As the successor to the legacy I2C interface, MIPI I3C/I3C Basic provides a scalable, medium-speed, utility and control bus interface for connecting peripherals to application processors, streamlining integration and improving cost efficiencies. The specification uses a two-wire interface and supports in-band interrupts, resulting in a smaller printed circuit board (PCB) footprint compared with other control bus solutions. I3C can be used to integrate a vast array of peripheral devices and sensors to application processors.
Bundles features most commonly needed
Available for implementation without MIPI Alliance membership, I3C Basic is a subset of the full MIPI I3C specification that bundles the features most commonly needed by developers and other standards organizations.

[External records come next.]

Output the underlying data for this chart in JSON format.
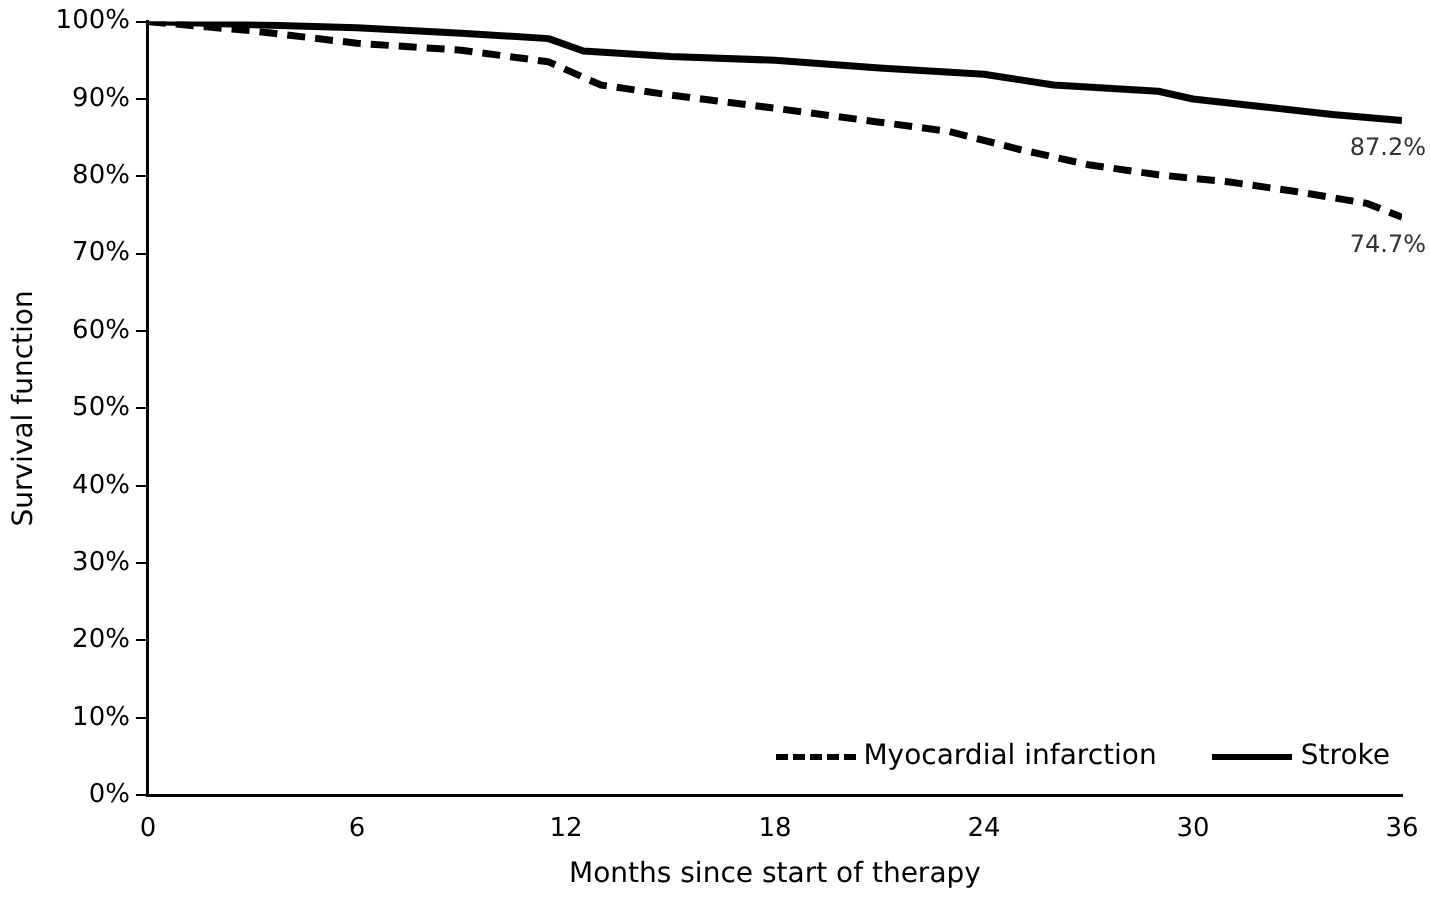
{
  "chart_data": {
    "type": "line",
    "xlabel": "Months since start of therapy",
    "ylabel": "Survival function",
    "xlim": [
      0,
      36
    ],
    "xticks": [
      0,
      6,
      12,
      18,
      24,
      30,
      36
    ],
    "ylim": [
      0,
      100
    ],
    "yticks": [
      {
        "value": 0,
        "label": "0%"
      },
      {
        "value": 10,
        "label": "10%"
      },
      {
        "value": 20,
        "label": "20%"
      },
      {
        "value": 30,
        "label": "30%"
      },
      {
        "value": 40,
        "label": "40%"
      },
      {
        "value": 50,
        "label": "50%"
      },
      {
        "value": 60,
        "label": "60%"
      },
      {
        "value": 70,
        "label": "70%"
      },
      {
        "value": 80,
        "label": "80%"
      },
      {
        "value": 90,
        "label": "90%"
      },
      {
        "value": 100,
        "label": "100%"
      }
    ],
    "grid": false,
    "legend": "bottom right",
    "marker": "none",
    "series": [
      {
        "name": "Myocardial infarction",
        "color": "#000000",
        "line_style": "dashed",
        "x": [
          0,
          3,
          6,
          9,
          11.5,
          13,
          15,
          18,
          21,
          23,
          25,
          27,
          29,
          31,
          33,
          35,
          36
        ],
        "values": [
          100,
          98.8,
          97.2,
          96.3,
          94.8,
          91.8,
          90.5,
          88.8,
          87,
          85.8,
          83.5,
          81.5,
          80.2,
          79.3,
          78,
          76.5,
          74.7
        ]
      },
      {
        "name": "Stroke",
        "color": "#000000",
        "line_style": "solid",
        "x": [
          0,
          6,
          9,
          11.5,
          12.5,
          15,
          18,
          21,
          24,
          25,
          26,
          29,
          30,
          32,
          34,
          36
        ],
        "values": [
          100,
          99.2,
          98.5,
          97.8,
          96.2,
          95.5,
          95,
          94,
          93.2,
          92.5,
          91.8,
          91,
          90,
          89,
          88,
          87.2
        ]
      }
    ],
    "annotations": [
      {
        "text": "87.2%",
        "x": 36,
        "y": 87.2
      },
      {
        "text": "74.7%",
        "x": 36,
        "y": 74.7
      }
    ]
  }
}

The updated version of I3C Basic provides for extensible use of extra bus lanes to increase the interface speed to nearly 100 MHz, future-proofing the interface for rising speed requirements. The new version includes two High Data Rate (HDR) modes — HDR Double Data Rate (HDR-DDR) and HDR Bulk Transport (HDR-BT) — which are designed to transfer more data at the same bus frequency:
- HDR-DDR with support for common command codes (CCCs) and flow controls doubles the raw data rate to 25 Mbps over a single lane compared with I3C Basic’s Single Data Rate (SDR) mode.

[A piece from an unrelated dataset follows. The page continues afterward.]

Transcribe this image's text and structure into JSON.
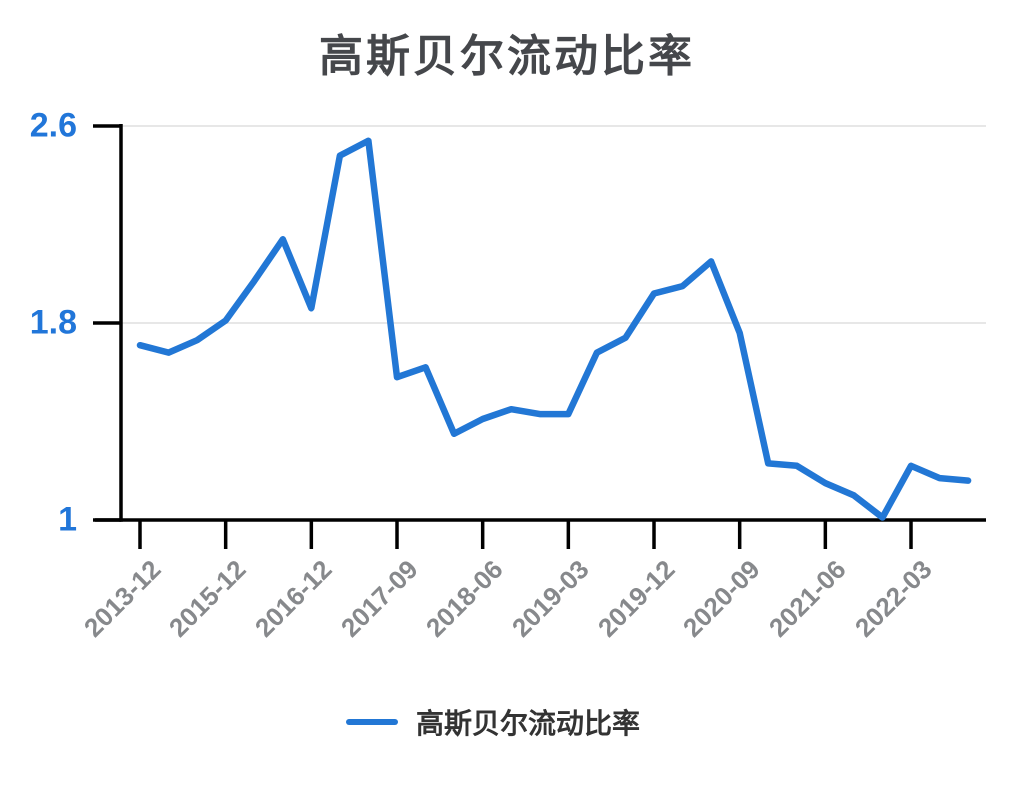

- HDR-BT with CCC support delivers efficient bulk transport of data over up to four lanes. It can enable raw data rates of up to 100 Mbps.
Another feature added to I3C Basic v1.1.1 was standardized target reset, which enhances the specification’s ability to reset a specific peripheral device, enabling better recovery from error conditions. This mechanism allows a controller to reset one or more selected targets and avoid resetting any others; supports different levels of reset, ranging from resetting only an I3C peripheral within a target to resetting the whole target device; and supports I3C’s error-escalation mechanism, including reset of an errant target.
“The new version of I3C Basic is more closely aligned with the core I3C specification so that the mobile ecosystem and broader system-integrator community can more effectively and efficiently implement it within an ever-greater variety of applications,” said Joel Huloux, chairman of MIPI Alliance. “With these updates, we continue to strengthen the upgrade path from I2C and advance I3C as the universal utility and control bus.”